Alimony Tax Deductions

In order for the paying spouse to be able to deduct the alimony payments on their tax return, certain IRS requirements must be met. In general, alimony payments can be deducted if the taxpayer does not itemize. An alimony payment is considered to be a deduction against gross income that can change the adjusted gross income line on the 1040 IRS tax form.
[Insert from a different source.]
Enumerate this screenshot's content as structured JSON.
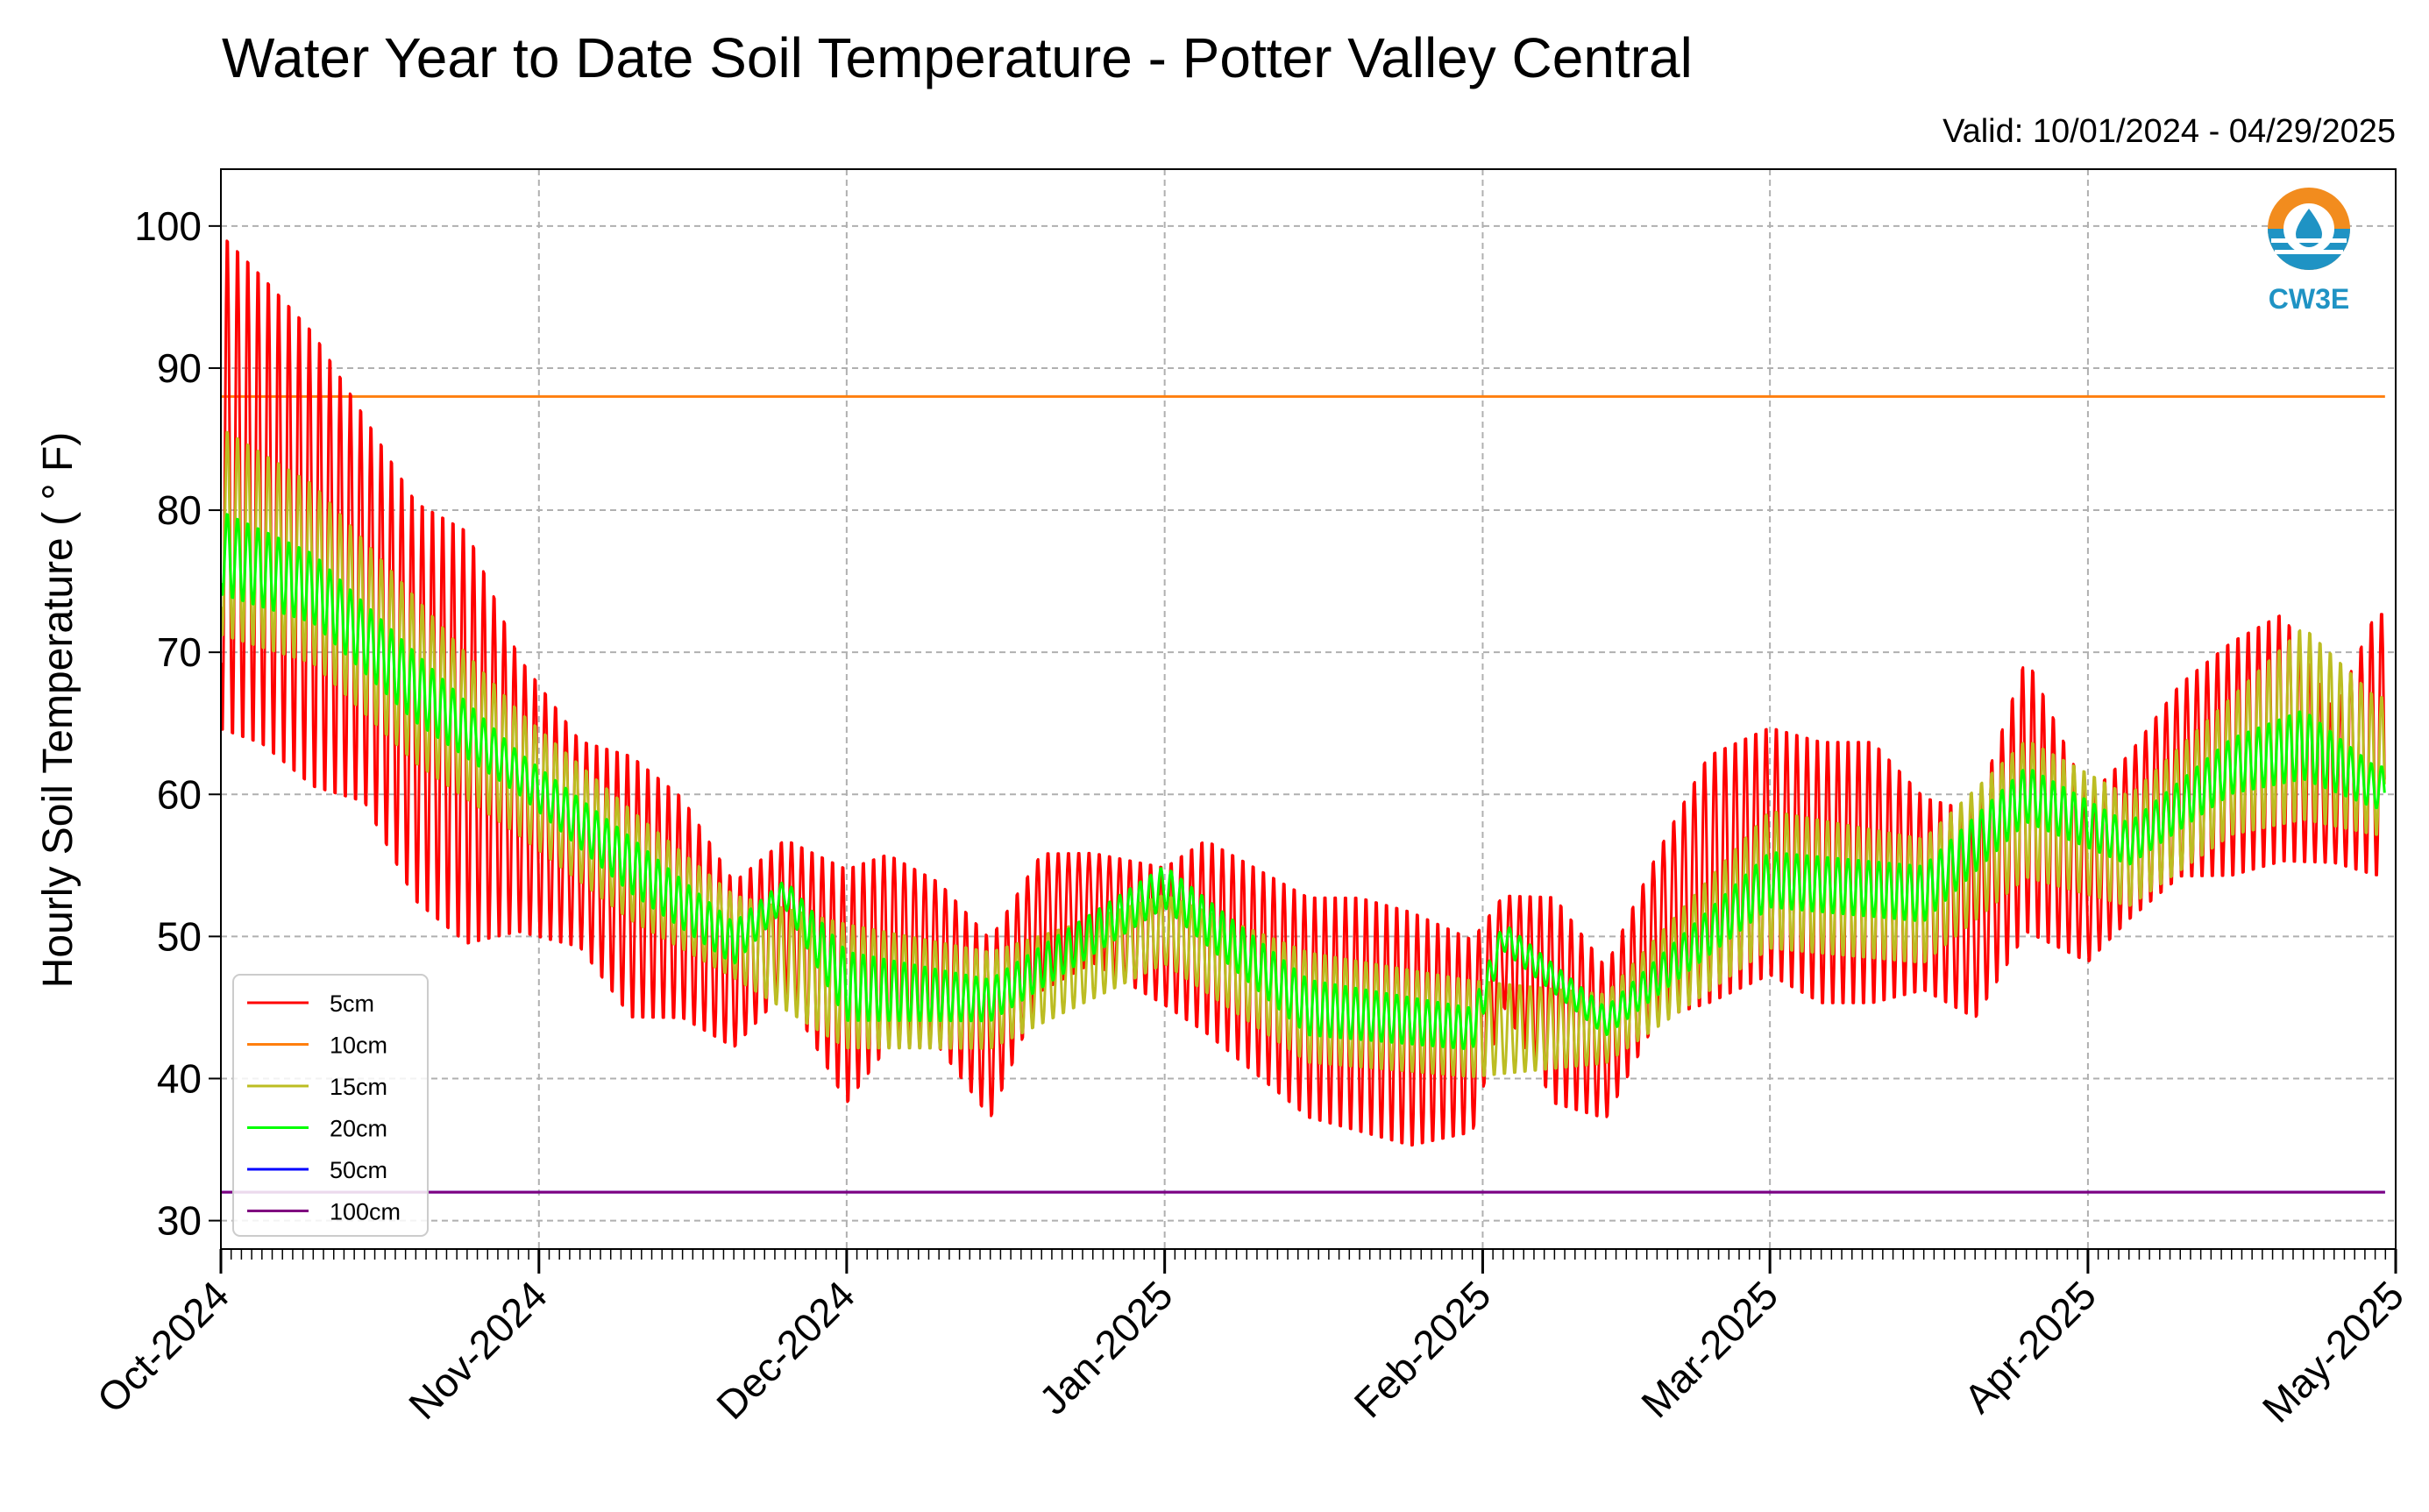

The paying spouse must meet the following requirements as per the IRS Code Section 71: (1) it's a cash payment or equivalent, (2) the payment is received by or on behalf of a spouse pursuant to a divorce or separation agreement or order, (3) the agreement does not prohibit the payment from being included as gross income and cannot be deducted, (4) both spouses cannot be part of the same household when payment is made, (5) there is no obligation to make payments after the death of the receiving spouse and (6) the spouses cannot file a joint return.

Alimony Tax Deductible

The IRS Code Section 71(a) states that the payment can be deducted by the paying spouse in the year that it is paid, and it can be claimed as income by the receiving spouse in the year it is received. This is regardless of whether either spouse using a cash or accrual method of accounting.

According to the IRS Publication 504, the payer spouse reports the alimony payment on line 31a of Form 1040 and the receiving spouse reports the income on line 11 of Form 1040. The payer spouse must provide the receiving spouse's social security number and is subject to a $50 penalty if it is not included along with a possible dis-allowance of the deduction. In addition, the receiving spouse must provide their social security number to their payer spouse or be subject to a $50 penalty. If the payer spouse is making payments to a non-resident alien, they may have to hold back a 30% income tax on each payment depending on the requirements contained in Publication 515. Finally, the receiving spouse may have to begin paying estimated tax payments every quarter because alimony payments have no withholding for tax.